For the first article (published on Sunday 31st January 2016), he was asked how risks associated with mountain snowpacks might alter with changing climatic conditions, following the loss of five snowmobilers’ lives in the BC Rocky Mountains as the result of an avalanche.
He responded that increasing minimum air temperatures should tend generally to result in more consolidated snowpacks, which in turn should be more stable. Warmer, wetter snow is also less likely to be transported by wind, to form cornices on the lees of ridges: sudden failure of such features is a common cause of avalanches.

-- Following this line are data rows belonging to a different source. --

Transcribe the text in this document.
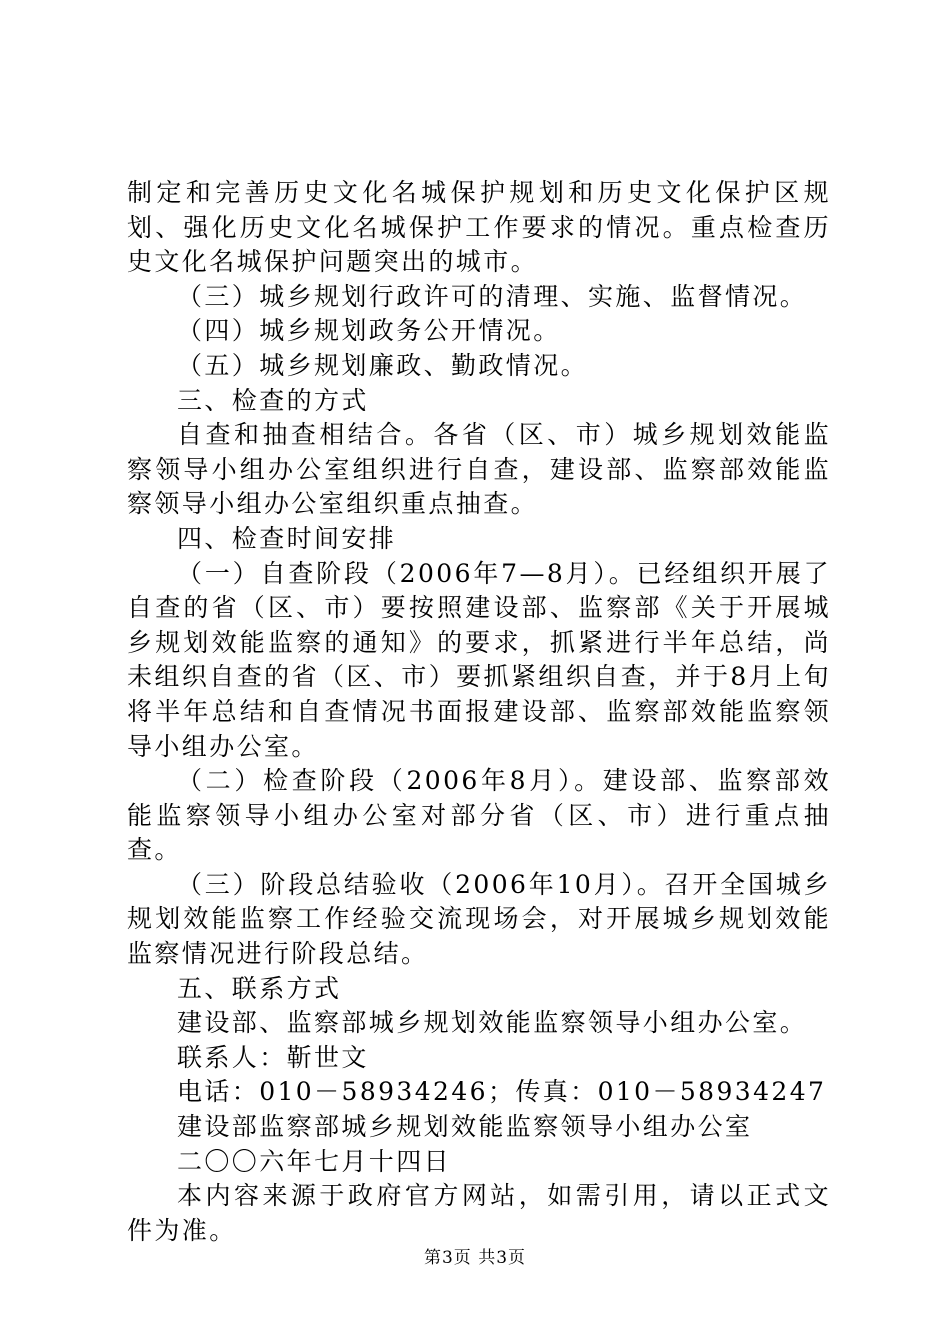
制定和完善历史文化名城保护规划和历史文化保护区规划、强化历史文化名城保护工作要求的情况。重点检查历史文化名城保护问题突出的城市。

（三）城乡规划行政许可的清理、实施、监督情况。

（四）城乡规划政务公开情况。

（五）城乡规划廉政、勤政情况。

三、检查的方式

自查和抽查相结合。各省（区、市）城乡规划效能监察领导小组办公室组织进行自查，建设部、监察部效能监察领导小组办公室组织重点抽查。

四、检查时间安排

（一）自查阶段（2006年7—8月）。已经组织开展了自查的省（区、市）要按照建设部、监察部《关于开展城乡规划效能监察的通知》的要求，抓紧进行半年总结，尚未组织自查的省（区、市）要抓紧组织自查，并于8月上旬将半年总结和自查情况书面报建设部、监察部效能监察领导小组办公室。

（二）检查阶段（2006年8月）。建设部、监察部效能监察领导小组办公室对部分省（区、市）进行重点抽查。

（三）阶段总结验收（2006年10月）。召开全国城乡规划效能监察工作经验交流现场会，对开展城乡规划效能监察情况进行阶段总结。

五、联系方式

建设部、监察部城乡规划效能监察领导小组办公室。

联系人：靳世文

电话：010－58934246；传真：010－58934247

建设部监察部城乡规划效能监察领导小组办公室

二〇〇六年七月十四日

本内容来源于政府官方网站，如需引用，请以正式文件为准。

第3页 共3页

However, there are signs that winter weather patterns may be swinging more frequently between extremes of warm and cold: this will influence patterns and characteristics of precipitation, and alter snowpack metamorphic processes, thereby increasing the challenge of accurately forecasting avalanche risks.
The second (published on Wednesday 3rd February 2016) considered how warmer winter conditions are impacting the viability of outdoor rinks, and thus opportunities for shinny and other varieties of informal hockey. Dr Pomeroy’s prognosis was pessimistic, in view of increasing occurrences of warm temperatures and rainfall, and the corresponding unreliability of ground remaining frozen throughout the winter, in many areas of the country. (Those with an interest in this serious risk to one of the nation’s key icons of winter identity, not to mention its future hockey prospects, might also be interested in the RinkWatch project.)